## anonymous 5 years ago How do I complete this integration? ∫dx/(√((x^2 )-4x))

1. anonymous

This is messy to do online. You will have to make a couple of substitutions after completing the square of the radicand.

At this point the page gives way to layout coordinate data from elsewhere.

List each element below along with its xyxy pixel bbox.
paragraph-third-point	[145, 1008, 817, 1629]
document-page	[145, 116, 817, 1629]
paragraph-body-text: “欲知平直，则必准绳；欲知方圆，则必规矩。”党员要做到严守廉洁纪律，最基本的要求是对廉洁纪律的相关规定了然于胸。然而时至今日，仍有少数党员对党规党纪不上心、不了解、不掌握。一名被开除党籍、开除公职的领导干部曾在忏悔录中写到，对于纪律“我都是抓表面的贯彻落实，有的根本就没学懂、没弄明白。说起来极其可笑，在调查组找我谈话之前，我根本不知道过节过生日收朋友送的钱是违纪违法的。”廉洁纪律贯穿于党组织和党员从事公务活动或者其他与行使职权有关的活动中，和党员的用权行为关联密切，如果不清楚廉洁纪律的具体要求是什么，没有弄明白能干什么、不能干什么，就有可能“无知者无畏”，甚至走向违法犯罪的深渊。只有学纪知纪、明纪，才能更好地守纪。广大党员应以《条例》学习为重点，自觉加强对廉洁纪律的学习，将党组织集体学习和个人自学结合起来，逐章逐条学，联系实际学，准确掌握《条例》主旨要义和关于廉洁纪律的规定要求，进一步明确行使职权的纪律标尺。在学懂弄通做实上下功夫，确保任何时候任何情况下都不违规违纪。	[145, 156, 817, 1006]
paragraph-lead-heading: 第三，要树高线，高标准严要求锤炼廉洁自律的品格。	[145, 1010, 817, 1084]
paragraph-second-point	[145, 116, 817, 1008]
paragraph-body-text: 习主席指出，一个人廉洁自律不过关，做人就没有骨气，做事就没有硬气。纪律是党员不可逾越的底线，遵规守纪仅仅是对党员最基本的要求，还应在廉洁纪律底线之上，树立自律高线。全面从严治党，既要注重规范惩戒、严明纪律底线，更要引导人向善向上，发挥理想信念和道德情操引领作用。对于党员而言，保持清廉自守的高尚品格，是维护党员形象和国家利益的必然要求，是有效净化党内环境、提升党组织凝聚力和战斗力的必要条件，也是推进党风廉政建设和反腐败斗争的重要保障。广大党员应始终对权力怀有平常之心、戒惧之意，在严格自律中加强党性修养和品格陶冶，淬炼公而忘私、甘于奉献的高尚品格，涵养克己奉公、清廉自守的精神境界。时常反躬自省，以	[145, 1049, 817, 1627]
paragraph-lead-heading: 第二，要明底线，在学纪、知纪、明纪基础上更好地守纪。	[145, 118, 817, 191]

So,$x^2-4x=x^2-4x+(-4/2)^2-(-4/2)^2=(x-2)^2-2^2$So$\sqrt{x^2-4x}=\sqrt{2^2[(\frac{x-2}{2})^2-1}]=2\sqrt{(\frac{x-2}{2})^2-1}$Make the substitution,$u=\frac{x-2}{2}$Then,$2du=dx$and the integral becomes,$\frac{1}{2}\int\limits_{}{}\frac{2du}{\sqrt{u^2-1}}=\int\limits_{}{}\frac{du}{\sqrt{u^2-1}}$Make another substitution,$u=\cosh(\theta)$Then$du=\sinh(\theta)d{\theta}$and the integral becomes,

2. anonymous

$\int\limits_{}{}\frac{\sinh(\theta)}{\sqrt{\cosh^2(\theta)-1}}d{\theta}=\int\limits_{}{}\frac{\sinh(\theta)}{\sinh(\theta)}d{\theta}=\theta + c$Then sub. everything back in...$\theta+c=\cosh^{-1}(u)+c=\cosh^{-1}(\frac{x-2}{2})+c$

3. anonymous

You can use the fact that $\cosh^{-1}(y)=\ln(y+\sqrt{y^2-1})$and sub. $y \rightarrow \frac{x-2}{2}$ and simplify to get something more 'standard'.